Birth defects are developmental disorders that do not give an individual an odd appearance. Such developmental disorders can arise at different stages of development.
In the floor of the amniotic cavity, the macroblast of the chrysalis differentiates into two distinct layers, one consisting of tall cylindrical cells, forming the outer embryonic leaf.
During the 4th week, the proliferation of body cavity epithelial cells, and consolidation of the underlying mesenchymal tissue, created the gonadal ridge.
After being formed in the seminiferous tubule, at this time the sperm has a characteristic shape but has not yet been able to move, from the seminiferous tubule, sperm to the epididymis.

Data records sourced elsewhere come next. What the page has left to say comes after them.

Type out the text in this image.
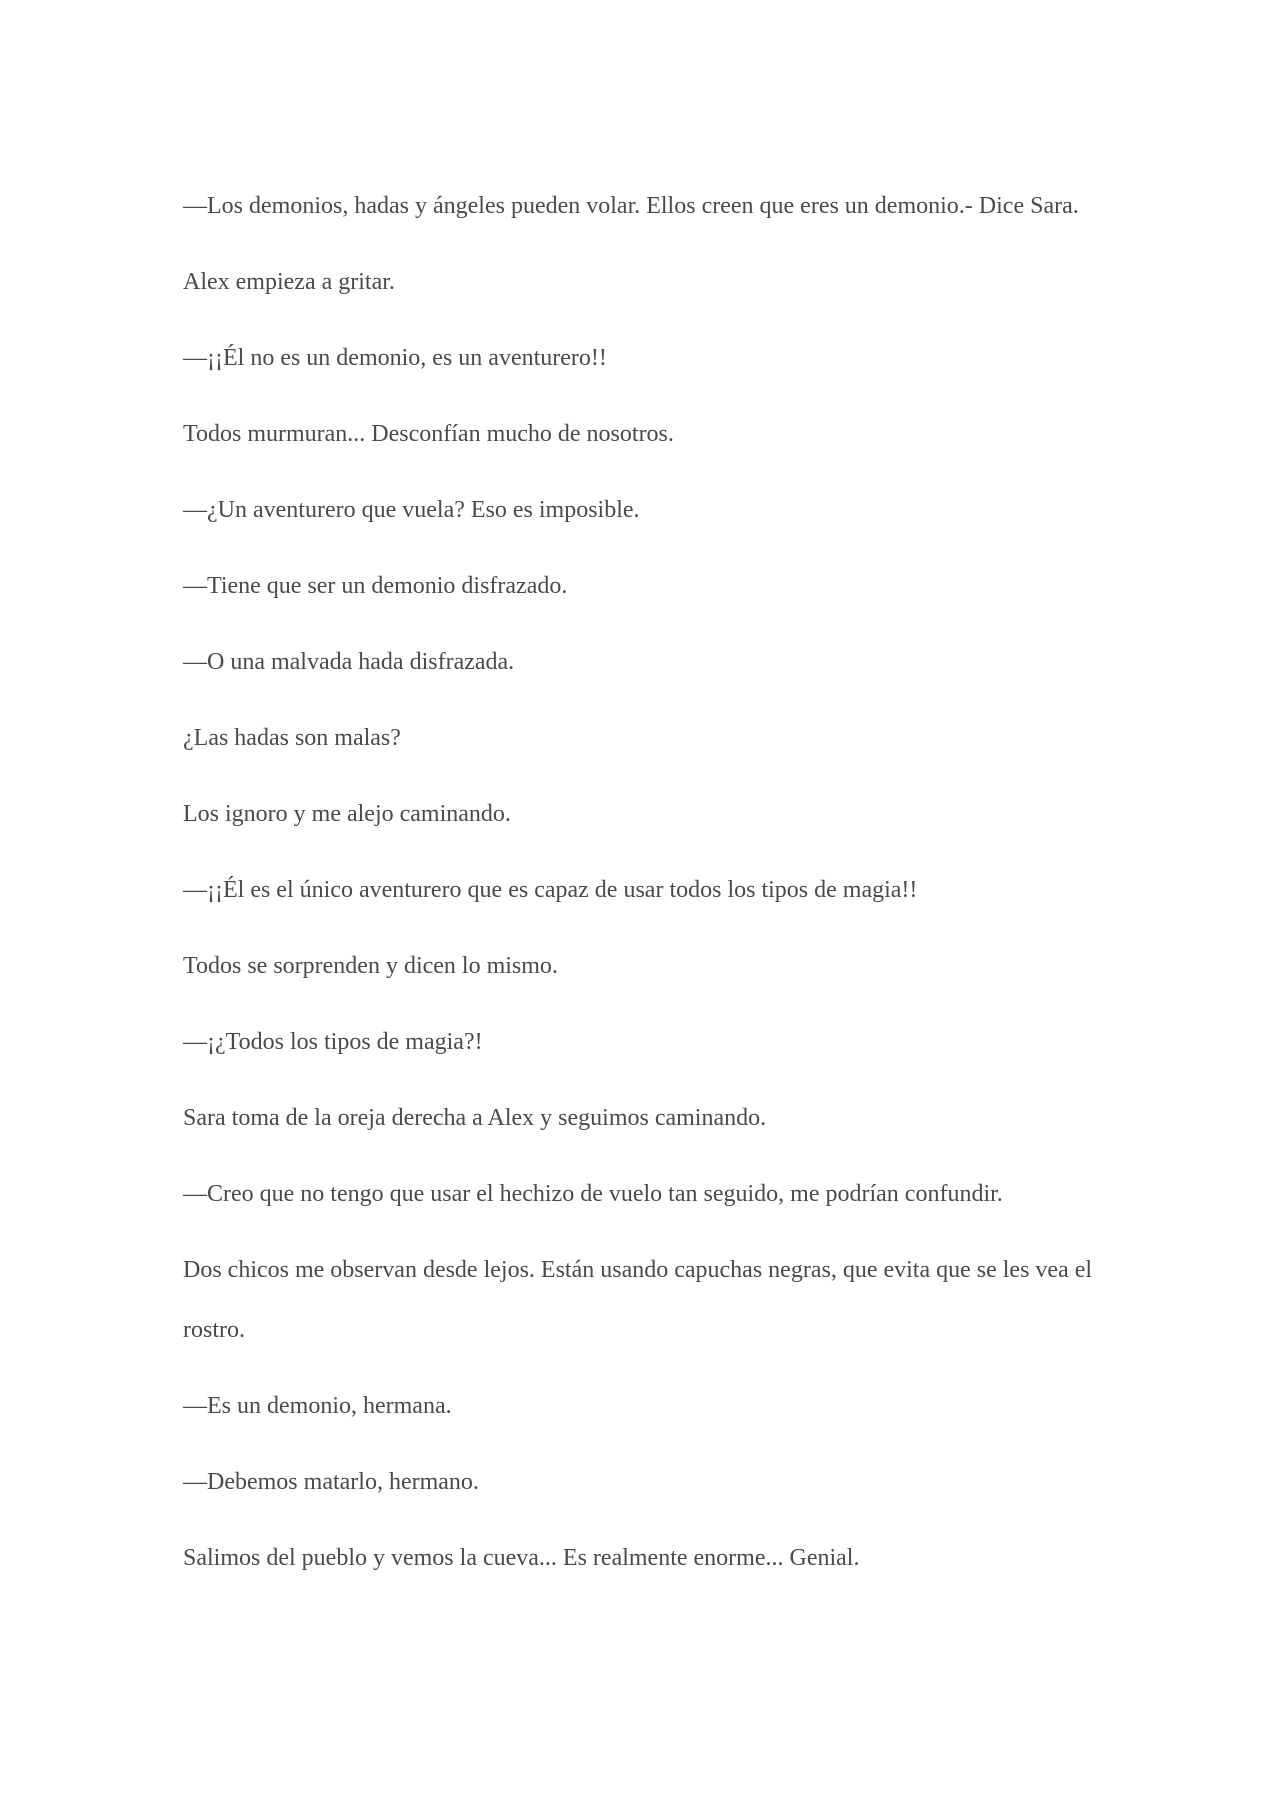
—Los demonios, hadas y ángeles pueden volar. Ellos creen que eres un demonio.- Dice Sara.

Alex empieza a gritar.

—¡¡Él no es un demonio, es un aventurero!!

Todos murmuran... Desconfían mucho de nosotros.

—¿Un aventurero que vuela? Eso es imposible.

—Tiene que ser un demonio disfrazado.

—O una malvada hada disfrazada.

¿Las hadas son malas?

Los ignoro y me alejo caminando.

—¡¡Él es el único aventurero que es capaz de usar todos los tipos de magia!!

Todos se sorprenden y dicen lo mismo.

—¡¿Todos los tipos de magia?!

Sara toma de la oreja derecha a Alex y seguimos caminando.

—Creo que no tengo que usar el hechizo de vuelo tan seguido, me podrían confundir.

Dos chicos me observan desde lejos. Están usando capuchas negras, que evita que se les vea el rostro.

—Es un demonio, hermana.

—Debemos matarlo, hermano.

Salimos del pueblo y vemos la cueva... Es realmente enorme... Genial.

In men, cells of the spermatic lineage reproduce, differentiate, and progress to eventually produce spermatozoa, spermatocytes, spermatocytes 1, spermatozoa 2, pre-sperm, and spermatozoa.
The kidney and ureter arise from two intermediate dermal bands, called the nephrogenic band, which lie along each side from the head to the tail of the embryo, and interspersed between the primitive segments.
Around the middle of the 3rd week, the endoderm in the distal anterior intestine thickens to form an anterior germ called the primordial liver germ.
When two endocardial ducts merge, the visceral lamina of the pericardial cavity produces the myocardium and the visceral pericardium, the mesenchymal cells adjacent to the endothelium forming the endocardium.